As a Christian Humanist, I believe that people have inherent worth, and they are made (as the Christian scriptures tell us) in the image of God, only a little lower than the celestial beings. I do not discount the possibility of supernatural miracles, but I do not have any experience with them myself. I believe it is not we who wait on God to act – rather, it is God who is waiting on us.
I believe the God who heard the cries of the slave in Egypt and sent Moses to liberate them still hears the cry of the oppressed and still sends people. I believe God hears the cries of the oppressed, and God hears the belly rumblings of the hungry and feels the tears of the abandoned and sees the devastation we wreck on the environment, and I believe God has a plan to deal with all of that: To right the wrongs, to comfort the afflicted, to humble the mighty, to fill the bellies of the hungry.

I believe that God has a plan. God’s plan is us.

And that is what I mean by Christian Humanist.
By now, if you are still with me, you might have some questions.
What about the divinity of Jesus? Did Jesus rise from the dead on the third day? What happens after we die? Do we go to heaven? Is there a hell? Do you believe in predestination?
Sigh.
I am an ordained minister, in an historic denomination. As such, I can tell you what the church has historically believed about all of those things. Or rather, I can tell you what churches have believed, because there have been a wide variety of beliefs about all those things, many of which clash with and contradict each other.
The simple truth is, there is no such thing as historic Christianity. There have been many manifestations of Christianities that sought to provide the answers those particular people in those particular places wanted answers to.
But me? Those questions aren’t questions I have or need answered. Those questions are in response to the bigger question, “How can I make God not be angry with me?”  I don’t have that question, because I don’t think God is angry at me.
Rather, the question I want answered and have devoted my life to finding the answer to is, “How do I find healing for myself and the world?”
So, I don’t know (I mean, really know) what happens when I die. I don’t really know what happened on that first Easter, thousands of years ago. No one knows, and anyone who says they do is trying to sell you something. 
But I know exactly what happens to me and the world when I forgive someone who has wronged me. I know exactly what happens when I make the table I sit at more open and inclusive, and I know what happens when I offer a hungry man some food or a homeless man housing.
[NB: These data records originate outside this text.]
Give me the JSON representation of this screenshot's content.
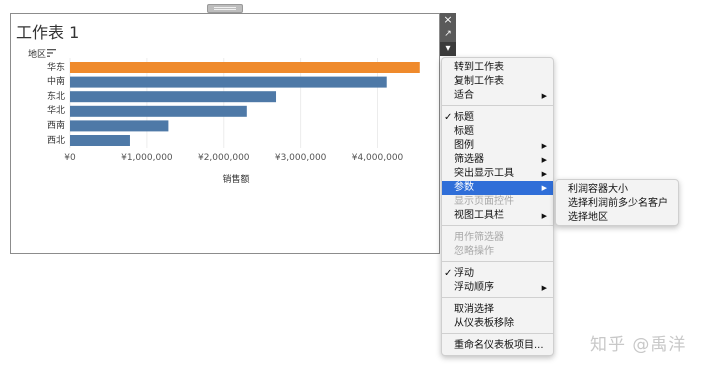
{
  "sheet": {
    "title": "工作表 1",
    "axis_field": "地区"
  },
  "chart_data": {
    "type": "bar",
    "orientation": "horizontal",
    "categories": [
      "华东",
      "中南",
      "东北",
      "华北",
      "西南",
      "西北"
    ],
    "values": [
      4550000,
      4120000,
      2680000,
      2300000,
      1280000,
      780000
    ],
    "bar_colors": [
      "#ef8a2c",
      "#4e79a7",
      "#4e79a7",
      "#4e79a7",
      "#4e79a7",
      "#4e79a7"
    ],
    "highlight_color": "#ef8a2c",
    "bar_color": "#4e79a7",
    "x_ticks": [
      "¥0",
      "¥1,000,000",
      "¥2,000,000",
      "¥3,000,000",
      "¥4,000,000"
    ],
    "x_tick_values": [
      0,
      1000000,
      2000000,
      3000000,
      4000000
    ],
    "xlabel": "销售额",
    "xlim": [
      0,
      4800000
    ],
    "grid": true
  },
  "tools": {
    "close": "×",
    "popout": "↗",
    "dropdown": "▾"
  },
  "menu": {
    "items": [
      {
        "label": "转到工作表"
      },
      {
        "label": "复制工作表"
      },
      {
        "label": "适合",
        "submenu": true
      },
      {
        "label": "标题",
        "checked": true
      },
      {
        "label": "标题"
      },
      {
        "label": "图例",
        "submenu": true
      },
      {
        "label": "筛选器",
        "submenu": true
      },
      {
        "label": "突出显示工具",
        "submenu": true
      },
      {
        "label": "参数",
        "submenu": true,
        "active": true
      },
      {
        "label": "显示页面控件",
        "disabled": true
      },
      {
        "label": "视图工具栏",
        "submenu": true
      },
      {
        "label": "用作筛选器",
        "disabled": true
      },
      {
        "label": "忽略操作",
        "disabled": true
      },
      {
        "label": "浮动",
        "checked": true
      },
      {
        "label": "浮动顺序",
        "submenu": true
      },
      {
        "label": "取消选择"
      },
      {
        "label": "从仪表板移除"
      },
      {
        "label": "重命名仪表板项目..."
      }
    ],
    "check_glyph": "✓",
    "arrow_glyph": "▶"
  },
  "submenu": {
    "items": [
      {
        "label": "利润容器大小"
      },
      {
        "label": "选择利润前多少名客户"
      },
      {
        "label": "选择地区"
      }
    ]
  },
  "watermark": "知乎 @禹洋"
}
Those are the things that answer the questions I have, so those are the things I spend my time worrying about. And as for the afterlife and the rest of it?

Well, as I said earlier, if there is a God, either that God is way more loving and accepting than I am, or that God can give my spot in eternity to someone else. Because while I do not get to decide what God is like, I do get to decide what sort of God I deem worthy of worship. And if that God isn’t more loving than me, more generous than me, more open than me, more accepting than me, then that God isn’t worth my time or my devotion.